In conclusion, across the population, nicotine has undoubtedly been the most effective long-term weight control drug in use over the past century. Unfortunately, nicotine is delivered to most people via cigarette smoke, which is extraordinarily toxic, resulting in the premature death of half of those who are lifelong smokers. Understanding brain mechanisms of how nicotine affects body weight may lead to novel approaches to pharmacotherapy, not only for obesity but also for obesity concomitant with substance abuse.

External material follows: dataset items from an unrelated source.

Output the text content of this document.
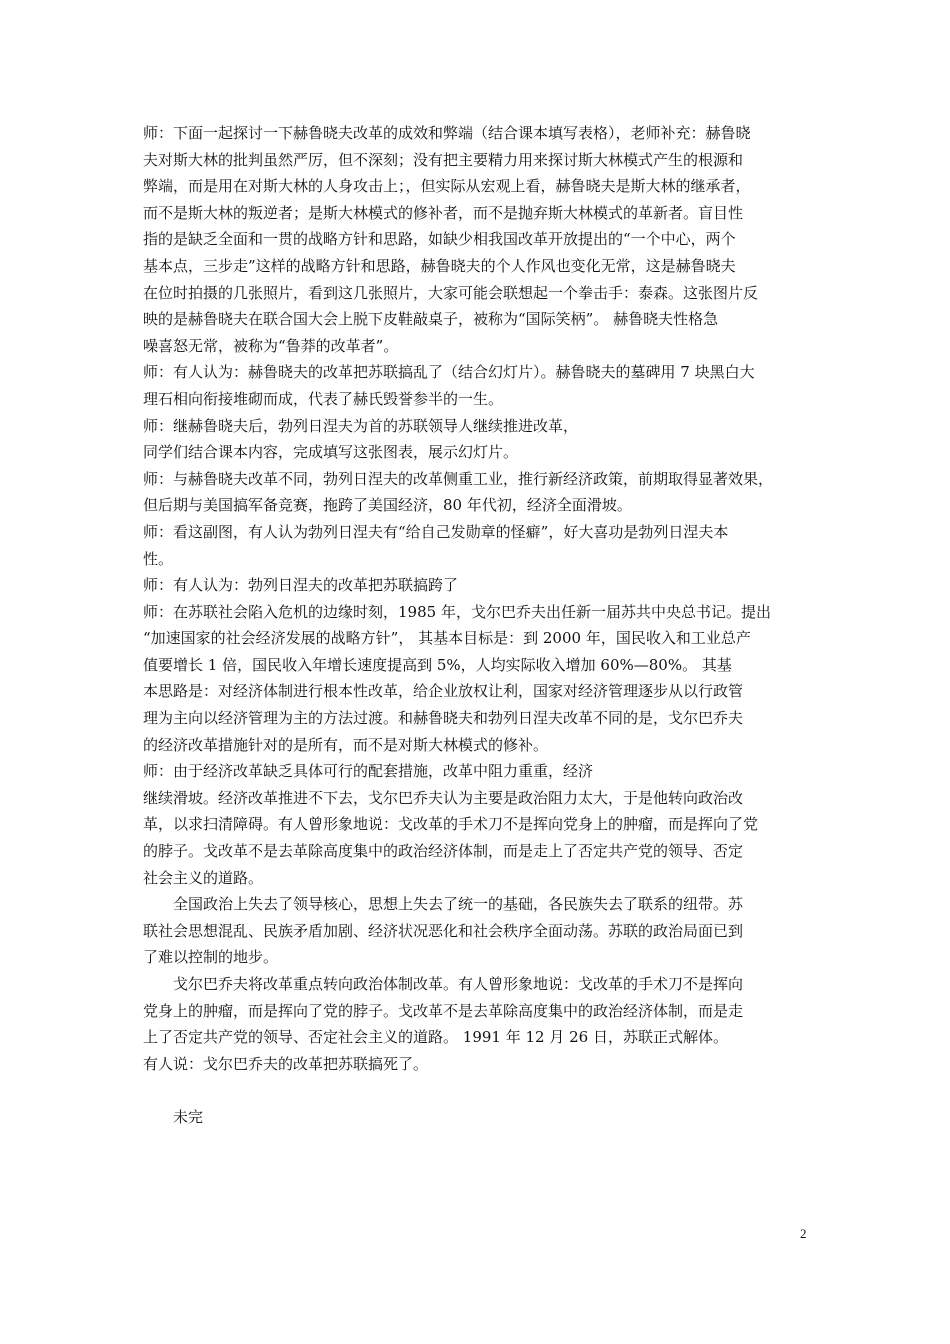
师：下面一起探讨一下赫鲁晓夫改革的成效和弊端（结合课本填写表格），老师补充：赫鲁晓
夫对斯大林的批判虽然严厉，但不深刻；没有把主要精力用来探讨斯大林模式产生的根源和
弊端，而是用在对斯大林的人身攻击上；，但实际从宏观上看，赫鲁晓夫是斯大林的继承者，
而不是斯大林的叛逆者；是斯大林模式的修补者，而不是抛弃斯大林模式的革新者。盲目性
指的是缺乏全面和一贯的战略方针和思路，如缺少相我国改革开放提出的“一个中心，两个
基本点，三步走”这样的战略方针和思路，赫鲁晓夫的个人作风也变化无常，这是赫鲁晓夫
在位时拍摄的几张照片，看到这几张照片，大家可能会联想起一个拳击手：泰森。这张图片反
映的是赫鲁晓夫在联合国大会上脱下皮鞋敲桌子，被称为“国际笑柄”。 赫鲁晓夫性格急
噪喜怒无常，被称为“鲁莽的改革者”。
师：有人认为：赫鲁晓夫的改革把苏联搞乱了（结合幻灯片）。赫鲁晓夫的墓碑用 7 块黑白大
理石相向衔接堆砌而成，代表了赫氏毁誉参半的一生。
师：继赫鲁晓夫后，勃列日涅夫为首的苏联领导人继续推进改革，
同学们结合课本内容，完成填写这张图表，展示幻灯片。
师：与赫鲁晓夫改革不同，勃列日涅夫的改革侧重工业，推行新经济政策，前期取得显著效果，
但后期与美国搞军备竞赛，拖跨了美国经济，80 年代初，经济全面滑坡。
师：看这副图，有人认为勃列日涅夫有“给自己发勋章的怪癖”，好大喜功是勃列日涅夫本
性。
师：有人认为：勃列日涅夫的改革把苏联搞跨了
师：在苏联社会陷入危机的边缘时刻，1985 年，戈尔巴乔夫出任新一届苏共中央总书记。提出
“加速国家的社会经济发展的战略方针”， 其基本目标是：到 2000 年，国民收入和工业总产
值要增长 1 倍，国民收入年增长速度提高到 5%，人均实际收入增加 60%—80%。 其基
本思路是：对经济体制进行根本性改革，给企业放权让利，国家对经济管理逐步从以行政管
理为主向以经济管理为主的方法过渡。和赫鲁晓夫和勃列日涅夫改革不同的是，戈尔巴乔夫
的经济改革措施针对的是所有，而不是对斯大林模式的修补。
师：由于经济改革缺乏具体可行的配套措施，改革中阻力重重，经济
继续滑坡。经济改革推进不下去，戈尔巴乔夫认为主要是政治阻力太大，于是他转向政治改
革，以求扫清障碍。有人曾形象地说：戈改革的手术刀不是挥向党身上的肿瘤，而是挥向了党
的脖子。戈改革不是去革除高度集中的政治经济体制，而是走上了否定共产党的领导、否定
社会主义的道路。
全国政治上失去了领导核心，思想上失去了统一的基础，各民族失去了联系的纽带。苏
联社会思想混乱、民族矛盾加剧、经济状况恶化和社会秩序全面动荡。苏联的政治局面已到
了难以控制的地步。
戈尔巴乔夫将改革重点转向政治体制改革。有人曾形象地说：戈改革的手术刀不是挥向
党身上的肿瘤，而是挥向了党的脖子。戈改革不是去革除高度集中的政治经济体制，而是走
上了否定共产党的领导、否定社会主义的道路。 1991 年 12 月 26 日，苏联正式解体。
有人说：戈尔巴乔夫的改革把苏联搞死了。
未完
2
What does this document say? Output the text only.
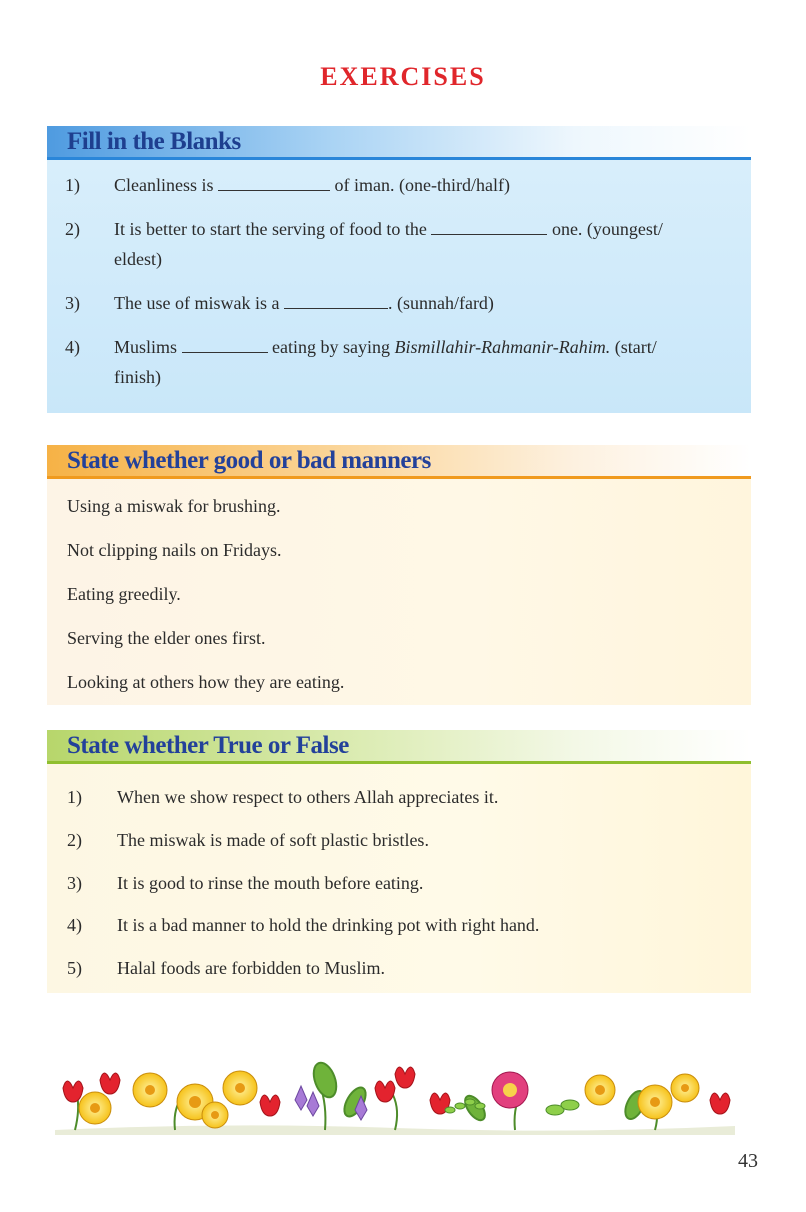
EXERCISES
Fill in the Blanks
1)	Cleanliness is	of iman. (one-third/half)
2)	It is better to start the serving of food to the	one. (youngest/
eldest)
3)	The use of miswak is a	. (sunnah/fard)
4)	Muslims	eating by saying Bismillahir-Rahmanir-Rahim. (start/
finish)
State whether good or bad manners
Using a miswak for brushing.
Not clipping nails on Fridays.
Eating greedily.
Serving the elder ones first.
Looking at others how they are eating.
State whether True or False
1)	When we show respect to others Allah appreciates it.
2)	The miswak is made of soft plastic bristles.
3)	It is good to rinse the mouth before eating.
4)	It is a bad manner to hold the drinking pot with right hand.
5)	Halal foods are forbidden to Muslim.
43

This review was supported by grants DA02277 from the National Institute on Drug Abuse, P50 CA143187 from the National Cancer Institute, and U01 DA020830 from the National Institute on Drug Abuse.
CONFLICT OF INTEREST N.B. serves as a consultant to several pharmaceutical companies that market or are developing medications to aid smoking cessation. He has served as a paid expert witness in litigation against tobacco companies.